減りません。クレジットを消費するのはカスタムエージェントと(2026年10月15日以降の)Workersです。チャット、要約、翻訳、ページ生成といった日常的なNotion AIの利用は月額料金に含まれます。

Q4. ショートカットキーが反応しないのはなぜですか?

Shift + Cmd + J(Mac)/Shift + Ctrl + J(Windows)はデスクトップアプリでの利用が前提です。ブラウザ版ではブラウザ側のショートカットと競合する場合があるため、ページ右下のエージェントアイコン、または左サイドバーの「検索」から開いてください。

Q5. どのAIモデルを選べばいいですか?

判断がつかないうちは「Auto」で問題ありません。Notionがタスクごとに適したモデルを選びます。2026年8月のモデルピッカー刷新で各モデルに速度・知能・コストのスコアカードが表示されるようになったので、長文の分析なら知能重視、大量処理なら速度重視といった選び方ができます。ただしClaude Fable 5はビジネス以上かつ管理者承認が必要で、Anthropic側にプロンプトが保存される可能性がある点に注意してください。

Q6. Notionに書いた内容はAIの学習に使われますか?

公式は「NotionおよびAIサブプロセッサは顧客データをモデルの学習に使用しない」と明記しています。LLMプロバイダ側のデータ保持は30日以内、エンタープライズプランではゼロデータ保持です。ベクトルデータベースの埋め込みは削除後60日以内に消去されます。

Q7. スマホだけで完結しますか?

日常的な利用はモバイルでも可能です。2026年7月にはNotion Agents iOSアプリが登場し、AIミーティングノートもモバイルからワンタップで開始できます。ただしカスタムエージェントの作成・編集はデスクトップ/Web限定で、モバイルからは設定できません。

まとめ

Notion AIは、起動方法さえ覚えれば初日から使い始められる一方で、料金とプランの前提を誤解しやすいツールです。
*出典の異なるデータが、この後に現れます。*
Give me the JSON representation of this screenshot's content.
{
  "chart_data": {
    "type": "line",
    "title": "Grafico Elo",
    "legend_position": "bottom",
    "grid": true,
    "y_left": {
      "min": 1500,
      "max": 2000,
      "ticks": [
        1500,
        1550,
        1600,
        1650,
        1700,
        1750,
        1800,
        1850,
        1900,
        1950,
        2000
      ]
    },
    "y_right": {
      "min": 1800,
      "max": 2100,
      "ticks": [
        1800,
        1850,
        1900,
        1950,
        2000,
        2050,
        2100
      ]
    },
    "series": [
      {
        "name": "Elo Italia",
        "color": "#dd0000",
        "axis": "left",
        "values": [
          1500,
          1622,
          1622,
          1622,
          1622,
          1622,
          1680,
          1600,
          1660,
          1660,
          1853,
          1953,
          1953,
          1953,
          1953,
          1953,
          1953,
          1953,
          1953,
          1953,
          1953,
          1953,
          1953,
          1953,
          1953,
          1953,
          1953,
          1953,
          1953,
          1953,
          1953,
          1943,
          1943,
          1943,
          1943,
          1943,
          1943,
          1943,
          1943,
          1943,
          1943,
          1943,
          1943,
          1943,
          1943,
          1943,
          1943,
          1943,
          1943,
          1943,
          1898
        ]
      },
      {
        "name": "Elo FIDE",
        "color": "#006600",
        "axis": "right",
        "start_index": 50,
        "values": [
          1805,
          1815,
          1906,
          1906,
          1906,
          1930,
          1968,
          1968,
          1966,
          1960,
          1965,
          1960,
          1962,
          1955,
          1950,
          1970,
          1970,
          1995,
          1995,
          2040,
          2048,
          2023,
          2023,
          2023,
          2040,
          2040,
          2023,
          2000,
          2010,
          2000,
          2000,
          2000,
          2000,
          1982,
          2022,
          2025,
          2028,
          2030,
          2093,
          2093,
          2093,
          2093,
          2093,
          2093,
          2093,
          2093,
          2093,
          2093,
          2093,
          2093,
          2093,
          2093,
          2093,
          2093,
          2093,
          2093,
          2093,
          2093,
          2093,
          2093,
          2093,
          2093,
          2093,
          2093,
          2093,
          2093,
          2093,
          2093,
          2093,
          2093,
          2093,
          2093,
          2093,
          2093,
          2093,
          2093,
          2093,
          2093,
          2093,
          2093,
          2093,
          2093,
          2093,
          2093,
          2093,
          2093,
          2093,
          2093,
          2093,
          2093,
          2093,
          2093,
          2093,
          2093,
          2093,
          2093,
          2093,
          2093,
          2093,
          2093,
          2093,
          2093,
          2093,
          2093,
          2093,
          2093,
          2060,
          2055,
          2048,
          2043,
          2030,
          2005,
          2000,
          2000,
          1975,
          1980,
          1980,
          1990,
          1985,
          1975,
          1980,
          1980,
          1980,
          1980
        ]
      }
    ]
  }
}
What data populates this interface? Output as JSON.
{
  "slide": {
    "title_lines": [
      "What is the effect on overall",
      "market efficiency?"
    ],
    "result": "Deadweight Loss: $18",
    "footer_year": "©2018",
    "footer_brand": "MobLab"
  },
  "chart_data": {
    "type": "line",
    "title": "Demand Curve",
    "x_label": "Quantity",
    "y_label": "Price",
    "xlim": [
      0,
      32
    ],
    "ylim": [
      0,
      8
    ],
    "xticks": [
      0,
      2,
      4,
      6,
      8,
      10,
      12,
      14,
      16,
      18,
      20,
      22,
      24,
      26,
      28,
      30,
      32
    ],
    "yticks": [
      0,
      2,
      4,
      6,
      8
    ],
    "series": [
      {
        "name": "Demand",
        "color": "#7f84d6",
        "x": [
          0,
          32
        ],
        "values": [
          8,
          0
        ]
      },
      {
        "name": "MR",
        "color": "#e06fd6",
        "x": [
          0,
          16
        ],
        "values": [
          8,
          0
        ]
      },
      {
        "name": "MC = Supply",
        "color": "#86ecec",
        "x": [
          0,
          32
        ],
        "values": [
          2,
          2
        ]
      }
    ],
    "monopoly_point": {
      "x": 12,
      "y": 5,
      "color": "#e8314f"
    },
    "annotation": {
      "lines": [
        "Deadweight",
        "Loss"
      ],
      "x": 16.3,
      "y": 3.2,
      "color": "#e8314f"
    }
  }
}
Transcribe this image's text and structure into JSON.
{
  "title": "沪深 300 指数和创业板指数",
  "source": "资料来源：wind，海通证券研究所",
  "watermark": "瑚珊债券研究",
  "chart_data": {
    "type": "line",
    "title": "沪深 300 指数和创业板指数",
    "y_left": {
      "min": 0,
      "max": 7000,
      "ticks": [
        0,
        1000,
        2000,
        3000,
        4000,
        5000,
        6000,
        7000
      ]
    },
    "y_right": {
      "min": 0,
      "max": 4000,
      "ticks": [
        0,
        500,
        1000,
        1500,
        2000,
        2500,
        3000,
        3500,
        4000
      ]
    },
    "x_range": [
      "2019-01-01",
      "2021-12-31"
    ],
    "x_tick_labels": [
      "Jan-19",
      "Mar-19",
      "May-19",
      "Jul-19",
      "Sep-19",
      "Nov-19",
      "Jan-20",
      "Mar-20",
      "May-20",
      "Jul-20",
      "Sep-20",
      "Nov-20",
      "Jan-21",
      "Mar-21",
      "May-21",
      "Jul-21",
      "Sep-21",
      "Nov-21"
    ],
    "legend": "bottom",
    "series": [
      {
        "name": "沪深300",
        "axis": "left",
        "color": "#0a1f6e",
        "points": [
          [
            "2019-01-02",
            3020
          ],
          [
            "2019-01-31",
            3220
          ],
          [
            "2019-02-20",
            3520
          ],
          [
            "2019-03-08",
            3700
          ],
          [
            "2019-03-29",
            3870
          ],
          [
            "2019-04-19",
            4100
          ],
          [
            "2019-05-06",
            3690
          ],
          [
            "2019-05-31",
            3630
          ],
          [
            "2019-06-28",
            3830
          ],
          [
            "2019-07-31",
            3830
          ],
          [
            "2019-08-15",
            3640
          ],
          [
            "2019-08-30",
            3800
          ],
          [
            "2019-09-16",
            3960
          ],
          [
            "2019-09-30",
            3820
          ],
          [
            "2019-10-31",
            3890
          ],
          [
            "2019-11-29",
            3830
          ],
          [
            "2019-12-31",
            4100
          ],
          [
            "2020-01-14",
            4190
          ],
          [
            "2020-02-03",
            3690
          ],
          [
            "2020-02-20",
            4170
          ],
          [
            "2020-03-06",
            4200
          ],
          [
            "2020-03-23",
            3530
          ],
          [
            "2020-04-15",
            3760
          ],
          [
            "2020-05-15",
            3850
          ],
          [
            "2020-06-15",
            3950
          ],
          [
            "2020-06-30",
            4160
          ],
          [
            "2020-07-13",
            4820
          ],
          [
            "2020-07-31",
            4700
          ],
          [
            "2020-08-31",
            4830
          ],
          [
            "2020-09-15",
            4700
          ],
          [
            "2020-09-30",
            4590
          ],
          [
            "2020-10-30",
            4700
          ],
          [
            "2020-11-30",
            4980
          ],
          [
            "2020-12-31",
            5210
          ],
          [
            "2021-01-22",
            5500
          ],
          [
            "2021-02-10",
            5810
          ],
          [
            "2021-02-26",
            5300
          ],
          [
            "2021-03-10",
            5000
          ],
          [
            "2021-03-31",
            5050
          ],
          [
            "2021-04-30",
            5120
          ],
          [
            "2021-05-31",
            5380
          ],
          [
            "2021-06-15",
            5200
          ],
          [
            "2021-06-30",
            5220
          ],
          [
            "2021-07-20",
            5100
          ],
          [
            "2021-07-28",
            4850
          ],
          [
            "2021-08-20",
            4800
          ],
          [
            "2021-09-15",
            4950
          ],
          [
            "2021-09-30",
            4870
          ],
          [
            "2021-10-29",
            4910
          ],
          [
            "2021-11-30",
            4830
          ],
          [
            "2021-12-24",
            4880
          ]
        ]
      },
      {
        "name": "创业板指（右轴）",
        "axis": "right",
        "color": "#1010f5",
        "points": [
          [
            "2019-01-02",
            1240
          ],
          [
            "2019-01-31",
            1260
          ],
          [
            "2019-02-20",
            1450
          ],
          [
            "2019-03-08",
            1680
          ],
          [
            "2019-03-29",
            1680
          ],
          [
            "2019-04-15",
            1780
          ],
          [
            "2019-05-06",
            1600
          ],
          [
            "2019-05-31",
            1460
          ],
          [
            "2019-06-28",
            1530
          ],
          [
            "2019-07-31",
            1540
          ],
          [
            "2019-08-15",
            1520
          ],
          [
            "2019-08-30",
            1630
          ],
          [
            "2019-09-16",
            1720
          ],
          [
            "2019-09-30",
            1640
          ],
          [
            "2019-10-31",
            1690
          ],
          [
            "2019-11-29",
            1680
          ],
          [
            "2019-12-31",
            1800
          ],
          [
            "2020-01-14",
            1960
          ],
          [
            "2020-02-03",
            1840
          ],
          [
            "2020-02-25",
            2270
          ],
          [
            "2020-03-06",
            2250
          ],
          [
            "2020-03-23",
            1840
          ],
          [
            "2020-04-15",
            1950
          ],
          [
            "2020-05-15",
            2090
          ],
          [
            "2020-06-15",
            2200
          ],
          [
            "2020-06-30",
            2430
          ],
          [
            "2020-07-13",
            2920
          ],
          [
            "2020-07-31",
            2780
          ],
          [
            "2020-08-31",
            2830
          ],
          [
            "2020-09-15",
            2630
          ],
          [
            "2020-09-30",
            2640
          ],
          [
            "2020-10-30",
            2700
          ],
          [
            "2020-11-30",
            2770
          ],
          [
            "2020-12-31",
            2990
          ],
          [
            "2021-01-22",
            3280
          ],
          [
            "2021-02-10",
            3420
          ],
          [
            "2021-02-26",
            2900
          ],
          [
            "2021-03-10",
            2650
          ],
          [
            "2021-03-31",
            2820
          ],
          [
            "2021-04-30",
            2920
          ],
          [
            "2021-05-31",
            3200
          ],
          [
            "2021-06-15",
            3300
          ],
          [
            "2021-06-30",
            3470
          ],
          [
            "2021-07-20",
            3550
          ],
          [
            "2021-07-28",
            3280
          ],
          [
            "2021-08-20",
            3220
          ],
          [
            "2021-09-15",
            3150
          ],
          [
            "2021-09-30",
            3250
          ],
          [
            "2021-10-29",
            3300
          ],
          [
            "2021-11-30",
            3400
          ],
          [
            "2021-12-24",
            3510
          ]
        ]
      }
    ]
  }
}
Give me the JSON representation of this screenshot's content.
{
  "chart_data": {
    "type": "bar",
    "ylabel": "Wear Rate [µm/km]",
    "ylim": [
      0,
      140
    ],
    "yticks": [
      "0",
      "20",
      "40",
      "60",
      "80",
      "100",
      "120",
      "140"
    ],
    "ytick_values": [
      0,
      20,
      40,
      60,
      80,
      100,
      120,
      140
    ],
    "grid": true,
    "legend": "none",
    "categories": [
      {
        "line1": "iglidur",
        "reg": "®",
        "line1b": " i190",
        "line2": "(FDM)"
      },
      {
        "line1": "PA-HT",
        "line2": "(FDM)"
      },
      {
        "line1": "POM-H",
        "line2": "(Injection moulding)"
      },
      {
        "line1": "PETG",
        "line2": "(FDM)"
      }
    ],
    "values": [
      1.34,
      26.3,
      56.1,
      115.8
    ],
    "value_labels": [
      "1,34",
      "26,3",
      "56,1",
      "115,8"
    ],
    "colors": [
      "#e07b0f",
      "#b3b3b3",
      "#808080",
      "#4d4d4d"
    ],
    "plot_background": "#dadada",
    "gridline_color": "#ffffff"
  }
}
判断材料を整理すると次のようになります。

  • 使い方:右下のエージェントアイコン/ショートカット/スペースキー/スラッシュコマンドの4通り。ワークスペースへの質問はチャット、文章編集はページ内AIと使い分ける
  • 料金:フル機能はビジネスプラン(1メンバー月¥3,150・税別)から。通常のAI利用は定額に含まれ、クレジットを消費するのはカスタムエージェントとWorkersのみ
  • 強み:自社のページ・データベース・連携アプリを文脈として扱えること。会議記録と定型業務の自動化まで一気通貫で回せる
  • 限界:コメント作成・権限変更・DBオートメーション作成はできない。本格的な開発作業も専用ツールに任せたほうがよい
  • セキュリティ:学習利用なし、保持30日以内(エンタープライズはゼロ保持)。ただしClaude Fable 5は管理者承認が必要

まずはフリー/プラスの体験枠で文章生成と要約を試し、「自分たちの業務で本当に効くか」を確かめてください。効果が見えたらビジネスプランでエージェントとミーティングノートを含めて評価し、定型業務の自動化に踏み込む段階でクレジット購入を検討する——この順番がもっとも無駄がありません。